Question

Prove v^2=u^2+2as using the methods of calculus.

Okay, I did it in one way and I showed it to my teacher but she said that there was another way, besides the method which I used. Can someone show me that other way?

Answer 1

My method was this;

\[a=\frac{ dv }{ dt }=\frac{ dv }{ ds }\frac{ ds }{ dt} \rightarrow \int\limits_{_{x0}}^{x}a ds=\int\limits_{_{v0}}^{v} v dv \rightarrow a \Delta x =\frac{ 1 }{ 2 }(v ^{2}-v _{0}^{2})\]

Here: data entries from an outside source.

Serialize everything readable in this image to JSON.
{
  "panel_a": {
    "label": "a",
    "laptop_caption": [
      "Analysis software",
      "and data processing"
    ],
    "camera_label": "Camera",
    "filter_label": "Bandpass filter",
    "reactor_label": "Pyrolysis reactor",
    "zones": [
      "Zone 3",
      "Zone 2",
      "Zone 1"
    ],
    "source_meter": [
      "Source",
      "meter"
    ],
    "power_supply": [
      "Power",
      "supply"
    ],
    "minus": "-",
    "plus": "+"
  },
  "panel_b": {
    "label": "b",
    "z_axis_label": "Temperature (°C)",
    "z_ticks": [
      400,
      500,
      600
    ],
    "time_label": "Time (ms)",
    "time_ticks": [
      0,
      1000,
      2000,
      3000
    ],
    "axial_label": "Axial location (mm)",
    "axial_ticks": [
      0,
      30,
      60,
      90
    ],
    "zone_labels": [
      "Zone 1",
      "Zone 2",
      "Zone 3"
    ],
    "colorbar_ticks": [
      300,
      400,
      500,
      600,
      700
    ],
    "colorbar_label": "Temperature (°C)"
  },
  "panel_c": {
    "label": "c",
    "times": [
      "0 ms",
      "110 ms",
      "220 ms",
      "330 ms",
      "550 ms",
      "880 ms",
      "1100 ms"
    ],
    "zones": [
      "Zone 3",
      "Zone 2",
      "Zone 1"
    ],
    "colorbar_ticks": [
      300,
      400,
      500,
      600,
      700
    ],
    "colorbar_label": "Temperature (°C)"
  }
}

And then, I can obtain the equation I was looking for. But is there another way to derive it using the methods of calculus?

Answer 2

From the Conservation of Energy:

The initial kinetic energy of the particle plus some extra energy,
will be equal to the final energy the particle.
\[KE_0+EE=KE_f\]
Using the formula for kinetic energy \(KE=\tfrac12mv^2\),
[where the initial velocity is \(u\), and the final velocity is \(v\)]

The extra energy to the particle, does work \(EE=W=Fs\),
Force is \(F=ma\)

\[\frac12mu^2+mas=\frac12mv^2\\\text{(multiplying by $2$, dividing my $m$)}\\
\qquad \ u^2+2as=v^2\]

Answer 3

(whoops, i didn't use calculus)